Si vous décidez de franchir le pas et de vous porter caution solidaire, voici la procédure rigoureuse à suivre pour sécuriser votre engagement :

1. L'analyse de la solvabilité du débiteur : Avant toute signature, exigez une transparence totale de la part de la personne que vous aidez. Demandez-lui ses derniers justificatifs de revenus et l'état de ses comptes.

2. La négociation des limites de l'engagement : Ne signez jamais un cautionnement « indéterminé » ou sans plafond. Exigez l'insertion d'une durée précise (par exemple : "limité à la durée du bail initial de 3 ans") et d'un montant maximal en euros.

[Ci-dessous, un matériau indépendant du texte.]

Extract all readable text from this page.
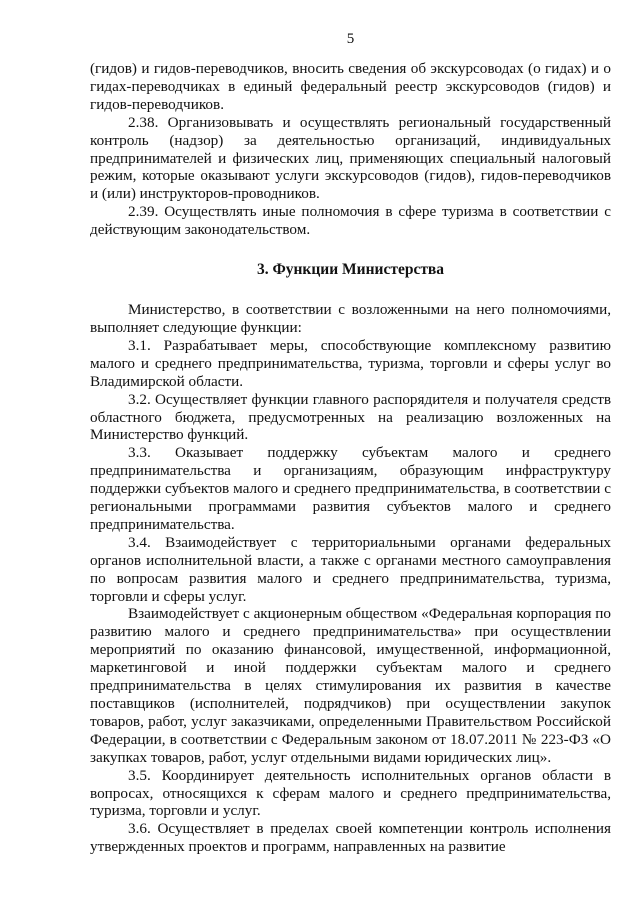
5

(гидов) и гидов-переводчиков, вносить сведения об экскурсоводах (о гидах) и о гидах-переводчиках в единый федеральный реестр экскурсоводов (гидов) и гидов-переводчиков.

2.38. Организовывать и осуществлять региональный государственный контроль (надзор) за деятельностью организаций, индивидуальных предпринимателей и физических лиц, применяющих специальный налоговый режим, которые оказывают услуги экскурсоводов (гидов), гидов-переводчиков и (или) инструкторов-проводников.

2.39. Осуществлять иные полномочия в сфере туризма в соответствии с действующим законодательством.

3. Функции Министерства

Министерство, в соответствии с возложенными на него полномочиями, выполняет следующие функции:

3.1. Разрабатывает меры, способствующие комплексному развитию малого и среднего предпринимательства, туризма, торговли и сферы услуг во Владимирской области.

3.2. Осуществляет функции главного распорядителя и получателя средств областного бюджета, предусмотренных на реализацию возложенных на Министерство функций.

3.3. Оказывает поддержку субъектам малого и среднего предпринимательства и организациям, образующим инфраструктуру поддержки субъектов малого и среднего предпринимательства, в соответствии с региональными программами развития субъектов малого и среднего предпринимательства.

3.4. Взаимодействует с территориальными органами федеральных органов исполнительной власти, а также с органами местного самоуправления по вопросам развития малого и среднего предпринимательства, туризма, торговли и сферы услуг.

Взаимодействует с акционерным обществом «Федеральная корпорация по развитию малого и среднего предпринимательства» при осуществлении мероприятий по оказанию финансовой, имущественной, информационной, маркетинговой и иной поддержки субъектам малого и среднего предпринимательства в целях стимулирования их развития в качестве поставщиков (исполнителей, подрядчиков) при осуществлении закупок товаров, работ, услуг заказчиками, определенными Правительством Российской Федерации, в соответствии с Федеральным законом от 18.07.2011 № 223-ФЗ «О закупках товаров, работ, услуг отдельными видами юридических лиц».

3.5. Координирует деятельность исполнительных органов области в вопросах, относящихся к сферам малого и среднего предпринимательства, туризма, торговли и услуг.

3.6. Осуществляет в пределах своей компетенции контроль исполнения утвержденных проектов и программ, направленных на развитие
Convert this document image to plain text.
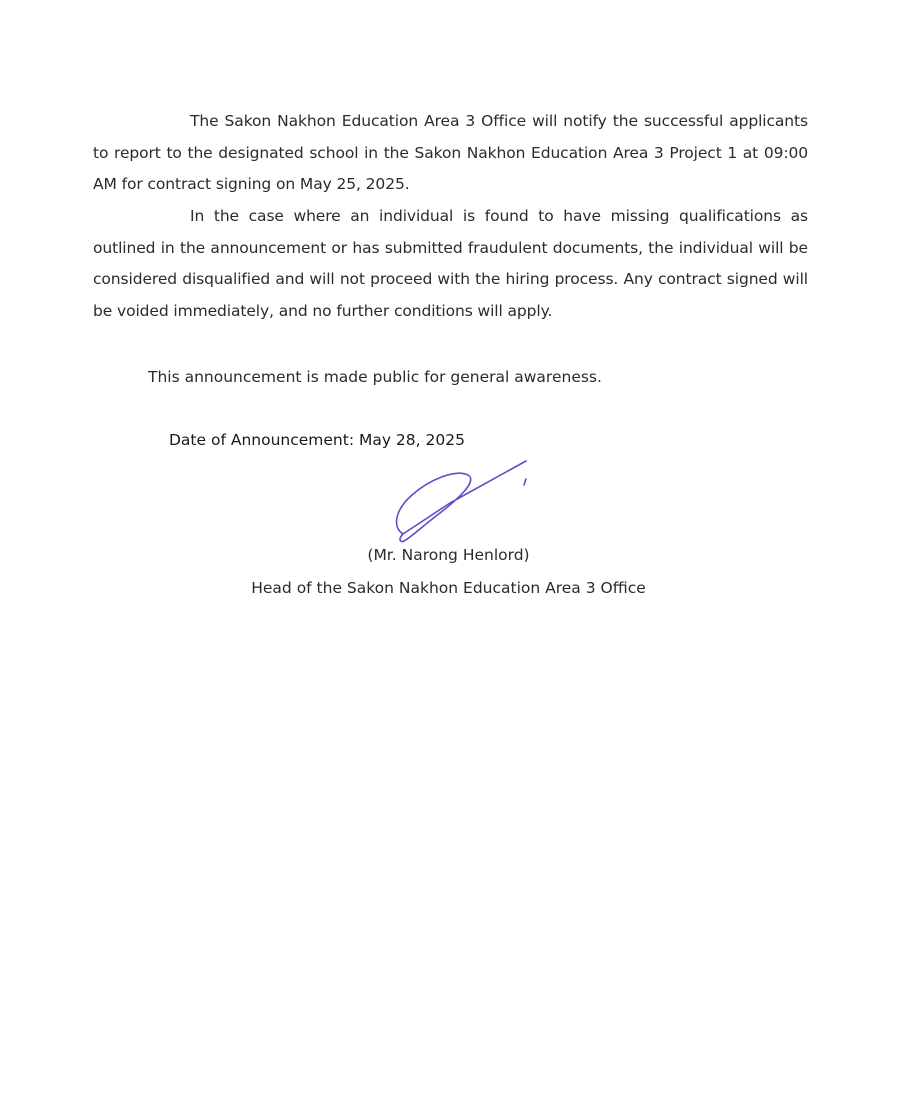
The Sakon Nakhon Education Area 3 Office will notify the successful applicants to report to the designated school in the Sakon Nakhon Education Area 3 Project 1 at 09:00 AM for contract signing on May 25, 2025.

In the case where an individual is found to have missing qualifications as outlined in the announcement or has submitted fraudulent documents, the individual will be considered disqualified and will not proceed with the hiring process. Any contract signed will be voided immediately, and no further conditions will apply.

This announcement is made public for general awareness.

Date of Announcement: May 28, 2025

(Mr. Narong Henlord)

Head of the Sakon Nakhon Education Area 3 Office
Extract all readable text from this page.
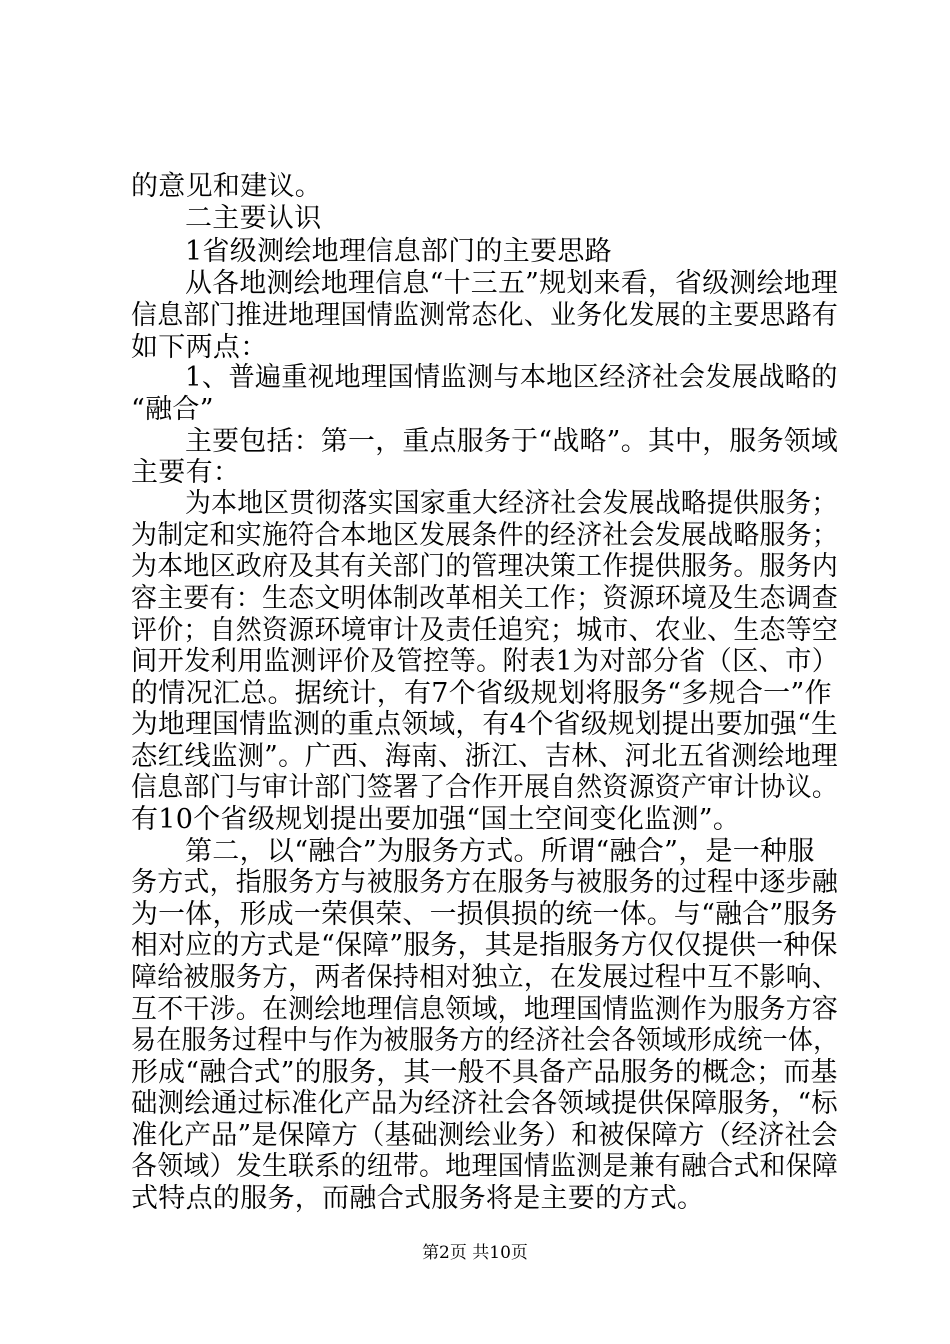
的意见和建议。
二主要认识
1省级测绘地理信息部门的主要思路
从各地测绘地理信息“十三五”规划来看，省级测绘地理
信息部门推进地理国情监测常态化、业务化发展的主要思路有
如下两点：
1、普遍重视地理国情监测与本地区经济社会发展战略的
“融合”
主要包括：第一，重点服务于“战略”。其中，服务领域
主要有：
为本地区贯彻落实国家重大经济社会发展战略提供服务；
为制定和实施符合本地区发展条件的经济社会发展战略服务；
为本地区政府及其有关部门的管理决策工作提供服务。服务内
容主要有：生态文明体制改革相关工作；资源环境及生态调查
评价；自然资源环境审计及责任追究；城市、农业、生态等空
间开发利用监测评价及管控等。附表1为对部分省（区、市）
的情况汇总。据统计，有7个省级规划将服务“多规合一”作
为地理国情监测的重点领域，有4个省级规划提出要加强“生
态红线监测”。广西、海南、浙江、吉林、河北五省测绘地理
信息部门与审计部门签署了合作开展自然资源资产审计协议。
有10个省级规划提出要加强“国土空间变化监测”。
第二，以“融合”为服务方式。所谓“融合”，是一种服
务方式，指服务方与被服务方在服务与被服务的过程中逐步融
为一体，形成一荣俱荣、一损俱损的统一体。与“融合”服务
相对应的方式是“保障”服务，其是指服务方仅仅提供一种保
障给被服务方，两者保持相对独立，在发展过程中互不影响、
互不干涉。在测绘地理信息领域，地理国情监测作为服务方容
易在服务过程中与作为被服务方的经济社会各领域形成统一体，
形成“融合式”的服务，其一般不具备产品服务的概念；而基
础测绘通过标准化产品为经济社会各领域提供保障服务，“标
准化产品”是保障方（基础测绘业务）和被保障方（经济社会
各领域）发生联系的纽带。地理国情监测是兼有融合式和保障
式特点的服务，而融合式服务将是主要的方式。
第2页 共10页
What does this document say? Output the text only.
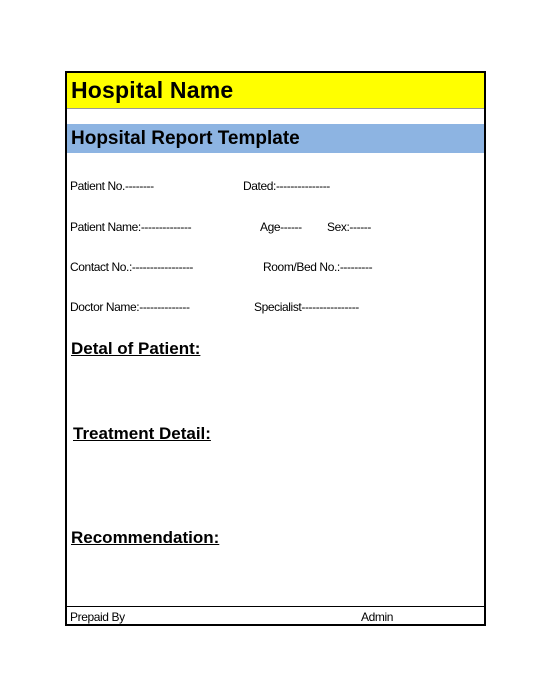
Hospital Name
Hopsital Report Template
Patient No.--------	Dated:---------------
Patient Name:--------------	Age------ Sex:------
Contact No.:-----------------	Room/Bed No.:---------
Doctor Name:--------------	Specialist----------------
Detal of Patient:
Treatment Detail:
Recommendation:
Prepaid By	Admin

3. La constitution du dossier de caution : Le créancier (bailleur ou banque) vous demandera des pièces justificatives. Pour un bail d'habitation, le décret n° 2015-1437 fixe limitativement les documents que le bailleur peut exiger (justificatif d'identité, de domicile, contrat de travail, 3 derniers bulletins de salaire, dernier avis d'imposition). Tout autre document demandé (comme un relevé de compte bancaire ou un dossier médical) est strictement interdit par la loi.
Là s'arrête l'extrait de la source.